Uno dei banditi aveva 18 anni al momento dell’aggressione: la pena detentiva che lo attende può variare da 20 a 30 anni di reclusione; il suo complice sedicenne, invece, potrà rimanere detenuto al massimo per 3 anni, secondo quanto prevede l’attuale legislazione.
Movimenti per i diritti civili e Ong continuano a fare pressione, esigendo che alle misure repressive in ambito di ordine pubblico, vengano associate misure preventive in ambito sociale. Il 10 aprile scorso si è realizzata una mobilitazione nazionale che ha attirato l’attenzione della società brasiliana e dei mezzi di comunicazione sulla necessità di migliorare il «Sistema nazionale di promozione socio-educativa» (Sinase) e di procedere a investimenti immediati e urgenti di politica pubblica.

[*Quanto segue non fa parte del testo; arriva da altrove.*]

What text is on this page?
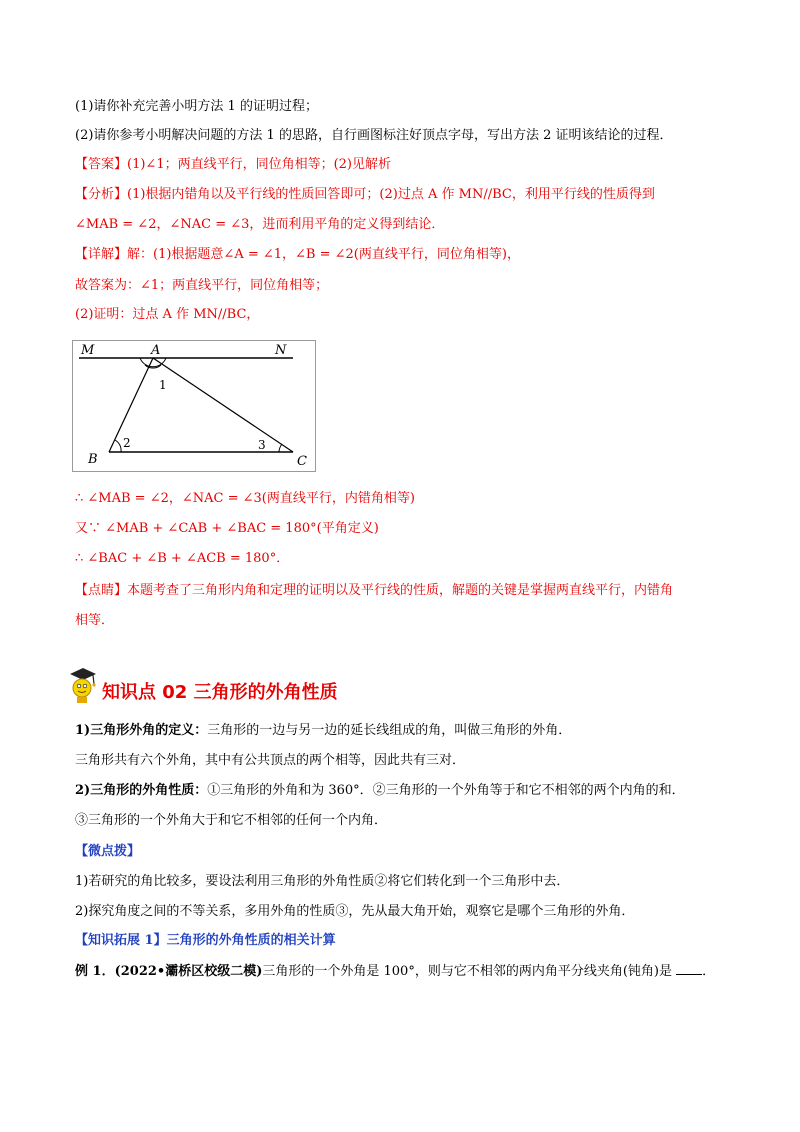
(1)请你补充完善小明方法 1 的证明过程；
(2)请你参考小明解决问题的方法 1 的思路，自行画图标注好顶点字母，写出方法 2 证明该结论的过程．
【答案】(1)∠1；两直线平行，同位角相等；(2)见解析
【分析】(1)根据内错角以及平行线的性质回答即可；(2)过点 A 作 MN//BC，利用平行线的性质得到
∠MAB = ∠2，∠NAC = ∠3，进而利用平角的定义得到结论．
【详解】解：(1)根据题意∠A = ∠1，∠B = ∠2(两直线平行，同位角相等)，
故答案为：∠1；两直线平行，同位角相等；
(2)证明：过点 A 作 MN//BC，
M	A	N
B	C
1
2	3
∴ ∠MAB = ∠2，∠NAC = ∠3(两直线平行，内错角相等)
又∵ ∠MAB + ∠CAB + ∠BAC = 180°(平角定义)
∴ ∠BAC + ∠B + ∠ACB = 180°．
【点睛】本题考查了三角形内角和定理的证明以及平行线的性质，解题的关键是掌握两直线平行，内错角
相等．
知识点 02 三角形的外角性质
1)三角形外角的定义：三角形的一边与另一边的延长线组成的角，叫做三角形的外角．
三角形共有六个外角，其中有公共顶点的两个相等，因此共有三对．
2)三角形的外角性质：①三角形的外角和为 360°．②三角形的一个外角等于和它不相邻的两个内角的和．
③三角形的一个外角大于和它不相邻的任何一个内角．
【微点拨】
1)若研究的角比较多，要设法利用三角形的外角性质②将它们转化到一个三角形中去．
2)探究角度之间的不等关系，多用外角的性质③，先从最大角开始，观察它是哪个三角形的外角．
【知识拓展 1】三角形的外角性质的相关计算
例 1．(2022•灞桥区校级二模)三角形的一个外角是 100°，则与它不相邻的两内角平分线夹角(钝角)是 ．
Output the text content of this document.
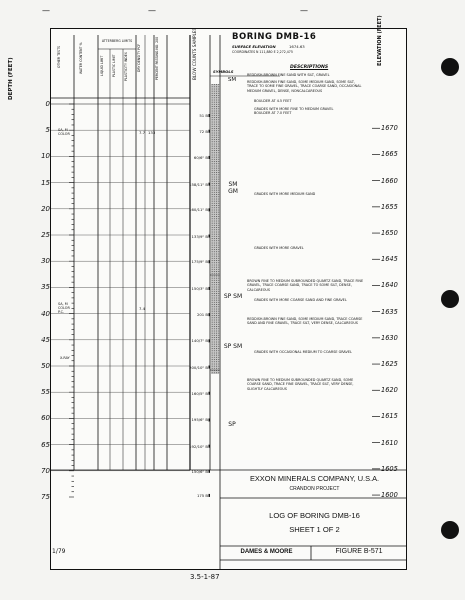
—	—	—
DEPTH (FEET)
OTHER TESTS	WATER CONTENT %
ATTERBERG LIMITS
LIQUID LIMIT	PLASTIC LIMIT	PLASTICITY INDEX	DRY DENSITY PCF	PERCENT PASSING NO. 200	BLOW COUNTS SAMPLES	BORING DMB-16
SURFACE ELEVATION	1674.63
COORDINATES N 111,880 E 2,272,475
SYMBOLS
DESCRIPTIONS
ELEVATION (FEET)
0
5
10
15
20
25
30
35
40
45
50
55
60
65
70
75
1670
1665
1660
1655
1650
1645
1640
1635
1630
1625
1620
1615
1610
1605
1600
SA, M COLOR
SA, M COLOR P.C.
X-RAY
7.7 133
7.4
51 B
72 B
60/6" B
158/11" B
160/11" B
133/9" B
175/9" B
150/3" B
201 B
140/7" B
200/10" B
160/5" B
195/6" B
192/10" B
150/6" B
175 B
SM
SM GM
SP SM
SP SM
SP
REDDISH-BROWN FINE SAND WITH SILT, GRAVEL
REDDISH-BROWN FINE SAND, SOME MEDIUM SAND, SOME SILT, TRACE TO SOME FINE GRAVEL, TRACE COARSE SAND, OCCASIONAL MEDIUM GRAVEL, DENSE, NONCALCAREOUS
BOULDER AT 4.5 FEET
GRADES WITH MORE FINE TO MEDIUM GRAVEL BOULDER AT 7.0 FEET
GRADES WITH MORE MEDIUM SAND
GRADES WITH MORE GRAVEL
BROWN FINE TO MEDIUM SUBROUNDED QUARTZ SAND, TRACE FINE GRAVEL, TRACE COARSE SAND, TRACE TO SOME SILT, DENSE, CALCAREOUS
GRADES WITH MORE COARSE SAND AND FINE GRAVEL
REDDISH-BROWN FINE SAND, SOME MEDIUM SAND, TRACE COARSE SAND AND FINE GRAVEL, TRACE SILT, VERY DENSE, CALCAREOUS
GRADES WITH OCCASIONAL MEDIUM TO COARSE GRAVEL
BROWN FINE TO MEDIUM SUBROUNDED QUARTZ SAND, SOME COARSE SAND, TRACE FINE GRAVEL, TRACE SILT, VERY DENSE, SLIGHTLY CALCAREOUS
EXXON MINERALS COMPANY, U.S.A.
CRANDON PROJECT
LOG OF BORING DMB-16
SHEET 1 OF 2
DAMES & MOORE	FIGURE B-571
1/79
3.5-1-87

La violenza, in Brasile come altrove, è un problema complesso, che presenta molte sfaccettature e dipende da innumerevoli cause. Una di queste è la proliferazione delle armi da fuoco, che si possono ottenere con esagerata facilità nel paese.
In Brasile, come in altre parti del mondo, regna una cultura della violenza e contro questo fenomeno c’è l’assoluto bisogno di educare le persone. Nel mese di ottobre 2005, per esempio, non è stato approvato un referendum che puntava all’esercizio di un controllo più capillare ed efficace del commercio delle armi.
Tuttavia il nuovo «statuto del disarmo», entrato in vigore nello stesso anno, è considerato rigoroso e moderno. Secondo la nuova legge, oggi dovrebbe risultare più difficile acquistare o avere accesso a un’arma. Peccato che alle buone intenzioni non si accompagnino sempre fatti concreti. Infatti, si continua a sapere di imprese che hanno aumentato la loro fabbricazione e vendita di armi sul mercato brasiliano. Ciò che rimane da stabilire è se queste armi vengono vendute legalmente…
Toccherebbe allo stato fare i controlli del caso, e applicare in modo severo una legge per altro già esistente. Ma si sà: i poteri sono molto deboli e la corruzione si tocca con mano in ambito giudiziario, legislativo, nelle forze dell’ordine e nelle istituzioni in genere. Come conseguenza si hanno indici molto bassi di controllo dei crimini e punizione dei colpevoli. La popolazione vive sfiduciata e insicura, cercando i mezzi di difendersi per conto proprio, con quello che trova.
Si può anche capire lo stato di confusione in cui il Brasile, oggi, sta vivendo. Non esistono facili vie di uscita, ma recuperare l’autorità dello stato di diritto e aumentare le politiche sociali sono misure indispensabili.